You will lose information like compression level etc. when you edit and/or create a book as it re-archives the book using the default values for each archive type. Information on how to avoid this is available further below.

from libacbf import ACBFBook

# Creates a Zip archived book
with ACBFBook("path/to/file.cbz", 'w', archive_type="Zip") as book:
    book.book_info.book_titles["en"] = "CBZ book"

# Creates a 7Zip archived book
with ACBFBook("path/to/file.cb7", 'w', archive_type="SevenZip") as book:
    book.book_info.book_titles["en"] = "CB7 book"

# Creates a Tar archived book
with ACBFBook("path/to/file.cbt", 'w', archive_type="Tar") as book:
    book.book_info.book_titles["en"] = "CBT book"

# Creates a plain XML book
with ACBFBook("path/to/file.acbf", 'w', archive_type=None) as book:
    book.book_info.book_titles["en"] = "ACBF book"

    # This can be converted to an archive later
    # An exception is raised if the book is already an archive

    # Convert to CBZ
    book.make_archive()
    -- OR --
    book.make_archive("Zip")

    # Convert to CB7
    book.make_archive("SevenZip")

    # Convert to CBT
    book.make_archive("Tar")

Edit Book Data

ACBFBook.book_info.genres is a dictionary with keys being enum values. You can edit it by doing this:

from libacbf import ACBFBook
from libacbf.constants import Genres

with ACBFBook("path/to/file.cbz", 'a') as book:
    # Get the match value of the genre if it exists
    match = book.book_info.genres[Genres.other]

    # Add a new genre if it doesn't already exist and set no match value
    book.book_info.genres[Genres.humor] = None

    # Add a genre and set its match value to 90%
    book.book_info.genres[Genres.manga] = 90

Or you could do this:

from libacbf import ACBFBook

with ACBFBook("path/to/file.cbz", 'w') as book:
    # Get the match value of the genre if it exists
    match = book.book_info.get_genre_match("other")

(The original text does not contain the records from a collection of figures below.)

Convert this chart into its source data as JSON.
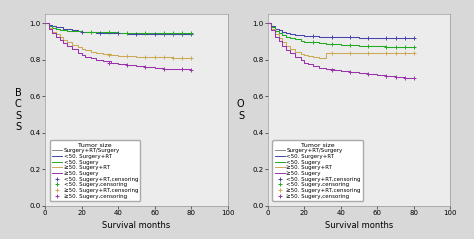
{
  "fig_width": 4.74,
  "fig_height": 2.39,
  "bg_color": "#d8d8d8",
  "panel_bg": "#ececec",
  "xlim": [
    0,
    100
  ],
  "ylim": [
    0.0,
    1.05
  ],
  "xticks": [
    0,
    20,
    40,
    60,
    80,
    100
  ],
  "yticks": [
    0.0,
    0.2,
    0.4,
    0.6,
    0.8,
    1.0
  ],
  "xlabel": "Survival months",
  "ylabel_left": "B\nC\nS\nS",
  "ylabel_right": "O\nS",
  "label_fontsize": 6.0,
  "tick_fontsize": 5.0,
  "legend_fontsize": 4.0,
  "colors": {
    "lt50_RT": "#4444aa",
    "lt50_surg": "#22aa22",
    "ge50_RT": "#ccaa55",
    "ge50_surg": "#9933aa"
  },
  "bcss": {
    "lt50_RT_x": [
      0,
      2,
      4,
      6,
      8,
      10,
      12,
      15,
      18,
      20,
      24,
      28,
      32,
      36,
      40,
      45,
      50,
      55,
      60,
      65,
      70,
      75,
      80
    ],
    "lt50_RT_y": [
      1.0,
      0.99,
      0.985,
      0.982,
      0.978,
      0.972,
      0.968,
      0.963,
      0.958,
      0.955,
      0.952,
      0.95,
      0.948,
      0.946,
      0.945,
      0.944,
      0.943,
      0.942,
      0.941,
      0.94,
      0.94,
      0.94,
      0.94
    ],
    "lt50_surg_x": [
      0,
      2,
      4,
      6,
      8,
      10,
      12,
      15,
      18,
      20,
      24,
      28,
      32,
      36,
      40,
      45,
      50,
      55,
      60,
      65,
      70,
      75,
      80
    ],
    "lt50_surg_y": [
      1.0,
      0.985,
      0.975,
      0.97,
      0.966,
      0.962,
      0.96,
      0.958,
      0.956,
      0.955,
      0.954,
      0.953,
      0.952,
      0.951,
      0.95,
      0.95,
      0.95,
      0.95,
      0.95,
      0.95,
      0.95,
      0.95,
      0.95
    ],
    "ge50_RT_x": [
      0,
      2,
      4,
      6,
      8,
      10,
      12,
      15,
      18,
      20,
      22,
      25,
      28,
      32,
      36,
      40,
      45,
      50,
      55,
      60,
      65,
      70,
      75,
      80
    ],
    "ge50_RT_y": [
      1.0,
      0.975,
      0.955,
      0.94,
      0.925,
      0.91,
      0.897,
      0.882,
      0.87,
      0.86,
      0.852,
      0.845,
      0.838,
      0.83,
      0.825,
      0.822,
      0.82,
      0.818,
      0.816,
      0.815,
      0.813,
      0.812,
      0.811,
      0.81
    ],
    "ge50_surg_x": [
      0,
      2,
      4,
      6,
      8,
      10,
      12,
      15,
      18,
      20,
      22,
      25,
      28,
      32,
      36,
      40,
      45,
      50,
      55,
      60,
      65,
      70,
      75,
      80
    ],
    "ge50_surg_y": [
      1.0,
      0.97,
      0.945,
      0.928,
      0.91,
      0.892,
      0.876,
      0.858,
      0.84,
      0.828,
      0.818,
      0.808,
      0.8,
      0.792,
      0.785,
      0.778,
      0.772,
      0.765,
      0.76,
      0.755,
      0.752,
      0.75,
      0.748,
      0.747
    ],
    "lt50_RT_cens_x": [
      20,
      30,
      40,
      50,
      60,
      65,
      70,
      75,
      80
    ],
    "lt50_RT_cens_y": [
      0.955,
      0.95,
      0.945,
      0.943,
      0.941,
      0.94,
      0.94,
      0.94,
      0.94
    ],
    "lt50_surg_cens_x": [
      25,
      35,
      45,
      55,
      65,
      70,
      75,
      80
    ],
    "lt50_surg_cens_y": [
      0.954,
      0.952,
      0.95,
      0.95,
      0.95,
      0.95,
      0.95,
      0.95
    ],
    "ge50_RT_cens_x": [
      35,
      45,
      55,
      60,
      65,
      70,
      75,
      80
    ],
    "ge50_RT_cens_y": [
      0.825,
      0.82,
      0.816,
      0.815,
      0.813,
      0.812,
      0.811,
      0.81
    ],
    "ge50_surg_cens_x": [
      35,
      45,
      55,
      65,
      75,
      80
    ],
    "ge50_surg_cens_y": [
      0.785,
      0.772,
      0.76,
      0.752,
      0.748,
      0.747
    ]
  },
  "os": {
    "lt50_RT_x": [
      0,
      2,
      4,
      6,
      8,
      10,
      12,
      15,
      18,
      20,
      24,
      28,
      32,
      36,
      40,
      45,
      50,
      55,
      60,
      65,
      70,
      75,
      80
    ],
    "lt50_RT_y": [
      1.0,
      0.985,
      0.972,
      0.962,
      0.955,
      0.948,
      0.942,
      0.937,
      0.934,
      0.931,
      0.929,
      0.927,
      0.926,
      0.925,
      0.924,
      0.923,
      0.922,
      0.921,
      0.92,
      0.919,
      0.919,
      0.919,
      0.919
    ],
    "lt50_surg_x": [
      0,
      2,
      4,
      6,
      8,
      10,
      12,
      15,
      18,
      20,
      24,
      28,
      32,
      36,
      40,
      45,
      50,
      55,
      60,
      65,
      70,
      75,
      80
    ],
    "lt50_surg_y": [
      1.0,
      0.978,
      0.96,
      0.948,
      0.938,
      0.928,
      0.92,
      0.912,
      0.905,
      0.9,
      0.896,
      0.892,
      0.888,
      0.885,
      0.882,
      0.88,
      0.878,
      0.876,
      0.875,
      0.873,
      0.872,
      0.87,
      0.87
    ],
    "ge50_RT_x": [
      0,
      2,
      4,
      6,
      8,
      10,
      12,
      15,
      18,
      20,
      22,
      25,
      28,
      32,
      36,
      40,
      45,
      50,
      55,
      60,
      65,
      70,
      75,
      80
    ],
    "ge50_RT_y": [
      1.0,
      0.968,
      0.94,
      0.918,
      0.898,
      0.878,
      0.862,
      0.845,
      0.832,
      0.825,
      0.82,
      0.815,
      0.812,
      0.84,
      0.84,
      0.84,
      0.84,
      0.84,
      0.84,
      0.84,
      0.84,
      0.84,
      0.84,
      0.84
    ],
    "ge50_surg_x": [
      0,
      2,
      4,
      6,
      8,
      10,
      12,
      15,
      18,
      20,
      22,
      25,
      28,
      32,
      36,
      40,
      45,
      50,
      55,
      60,
      65,
      70,
      75,
      80
    ],
    "ge50_surg_y": [
      1.0,
      0.962,
      0.928,
      0.902,
      0.878,
      0.855,
      0.835,
      0.815,
      0.798,
      0.785,
      0.775,
      0.765,
      0.755,
      0.748,
      0.742,
      0.738,
      0.732,
      0.726,
      0.72,
      0.715,
      0.71,
      0.705,
      0.7,
      0.698
    ],
    "lt50_RT_cens_x": [
      25,
      35,
      45,
      55,
      65,
      70,
      75,
      80
    ],
    "lt50_RT_cens_y": [
      0.929,
      0.926,
      0.923,
      0.921,
      0.919,
      0.919,
      0.919,
      0.919
    ],
    "lt50_surg_cens_x": [
      25,
      35,
      45,
      55,
      65,
      70,
      75,
      80
    ],
    "lt50_surg_cens_y": [
      0.896,
      0.888,
      0.88,
      0.876,
      0.873,
      0.872,
      0.87,
      0.87
    ],
    "ge50_RT_cens_x": [
      35,
      45,
      55,
      65,
      70,
      75,
      80
    ],
    "ge50_RT_cens_y": [
      0.84,
      0.84,
      0.84,
      0.84,
      0.84,
      0.84,
      0.84
    ],
    "ge50_surg_cens_x": [
      35,
      45,
      55,
      65,
      70,
      75,
      80
    ],
    "ge50_surg_cens_y": [
      0.742,
      0.732,
      0.72,
      0.71,
      0.705,
      0.7,
      0.698
    ]
  },
  "legend_title": "Tumor size",
  "legend_entries": [
    "Surgery+RT/Surgery",
    "<50. Surgery+RT",
    "<50. Sugery",
    "≥50. Sugery+RT",
    "≥50. Sugery",
    "<50. Sugery+RT,censoring",
    "<50. Sugery,censoring",
    "≥50. Sugery+RT,censoring",
    "≥50. Sugery,censoring"
  ]
}
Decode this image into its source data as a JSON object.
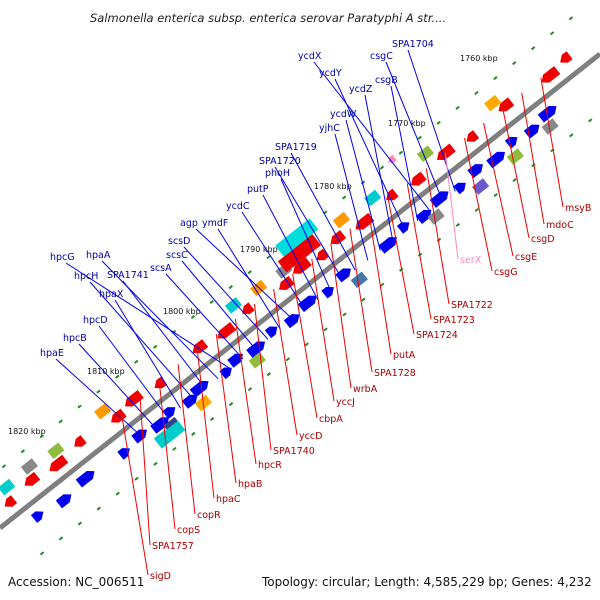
{
  "title": "Salmonella enterica subsp. enterica serovar Paratyphi A str....",
  "accession": "Accession: NC_006511",
  "topology": "Topology: circular; Length: 4,585,229 bp; Genes: 4,232",
  "colors": {
    "forward": "#0000ee",
    "reverse": "#ee0000",
    "rna": "#ff88bb",
    "backbone": "#808080",
    "tick": "#228b22"
  },
  "ticks": [
    "1760 kbp",
    "1770 kbp",
    "1780 kbp",
    "1790 kbp",
    "1800 kbp",
    "1810 kbp",
    "1820 kbp"
  ],
  "labels_forward": [
    "SPA1704",
    "csgC",
    "ycdX",
    "csgB",
    "ycdY",
    "ycdZ",
    "ycdW",
    "yjhC",
    "SPA1719",
    "SPA1720",
    "phoH",
    "putP",
    "ycdC",
    "agp",
    "ymdF",
    "scsD",
    "scsC",
    "scsA",
    "hpcG",
    "hpaA",
    "SPA1741",
    "hpcH",
    "hpaX",
    "hpcD",
    "hpcB",
    "hpaE"
  ],
  "labels_reverse": [
    "msyB",
    "mdoC",
    "csgD",
    "csgE",
    "csgG",
    "serX",
    "SPA1722",
    "SPA1723",
    "SPA1724",
    "putA",
    "SPA1728",
    "wrbA",
    "yccJ",
    "cbpA",
    "yccD",
    "SPA1740",
    "hpcR",
    "hpaB",
    "hpaC",
    "copR",
    "copS",
    "SPA1757",
    "sigD"
  ]
}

    # Add a new genre if it doesn't already exist and set no match value
    book.book_info.edit_genre("humor")

    # Add a genre and set its match value to 90%
    book.book_info.edit_genre("manga", 90)

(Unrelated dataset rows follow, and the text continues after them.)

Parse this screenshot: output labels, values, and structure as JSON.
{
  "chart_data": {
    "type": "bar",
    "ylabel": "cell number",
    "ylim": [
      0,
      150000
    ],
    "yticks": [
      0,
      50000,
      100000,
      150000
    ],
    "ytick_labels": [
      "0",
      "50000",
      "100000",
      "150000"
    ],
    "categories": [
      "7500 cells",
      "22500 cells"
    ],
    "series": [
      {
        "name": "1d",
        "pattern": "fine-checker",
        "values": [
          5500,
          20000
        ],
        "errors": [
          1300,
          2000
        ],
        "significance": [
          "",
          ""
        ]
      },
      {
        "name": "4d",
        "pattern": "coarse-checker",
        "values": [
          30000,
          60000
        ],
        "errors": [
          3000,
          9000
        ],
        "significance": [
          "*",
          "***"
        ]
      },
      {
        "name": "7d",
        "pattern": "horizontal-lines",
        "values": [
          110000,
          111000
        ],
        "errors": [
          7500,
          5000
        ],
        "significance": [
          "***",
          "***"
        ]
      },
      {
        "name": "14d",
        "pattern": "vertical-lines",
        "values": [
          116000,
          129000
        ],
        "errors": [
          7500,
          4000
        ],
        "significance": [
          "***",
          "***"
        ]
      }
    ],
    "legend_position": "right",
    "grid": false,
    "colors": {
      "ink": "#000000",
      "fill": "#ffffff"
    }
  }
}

Similarly you can add an author object to ACBFBook.document_info.authors.

Importing Author:

from libacbf import ACBFBook
from libacbf.metadata import Author

with ACBFBook("path/to/file.cbz", 'w') as book:
    book.document_info.authors.append( Author("Nickname") )

Directly:

from libacbf import ACBFBook

with ACBFBook("path/to/file.cbz", 'w') as book:
    book.document_info.add_author("Nickname")

There are many functions available that simplify editing, allowing you to edit information without having to import additional classes.

Adding Pages

Adding pages may take one or two steps.

First let’s append a page to the book.

from libacbf import ACBFBook

with ACBFBook("path/to/file.cbz", 'w') as book:
    book.body.append_page("page1.png")

The page is now referencing an image relative to the root of the Zip archive. If the archive already has this image then you’re done. If it doesn’t, you have to write it to the archive.

# ... continued
book.data.add_data("path/to/image/page1.png")

This will write the image stored on disk into the archive with the path "page1.png" relative to the root of the archive. There is more information on what you can do with this function in the API reference.

How to avoid losing the original compression of an archive

Regardless of whether you open a book in 'w', 'a' or 'x' mode, it is saved with the default options of its archive type. So for example, if your CBZ book uses ZIP_DEFLATE compression, opening it will extract and re-archive it as ZIP_STORED because that is the default. Books opened with 'r' do not affect the original file in any way.

To get around this, you can manage the archive manually. Image references in pages are relative to the root of the archive and the .acbf file must also be at the root of the archive. If you extract the contents of the archive to a directory, the image references will be relative to the ACBF file and it will still retrieve the correct image. You can then edit the book as usual. The only difference would be that writing a file to the archive means copying the file into the extracted directory.

After you’re done you can archive the contents of the directory with the settings you want and read the archived book normally.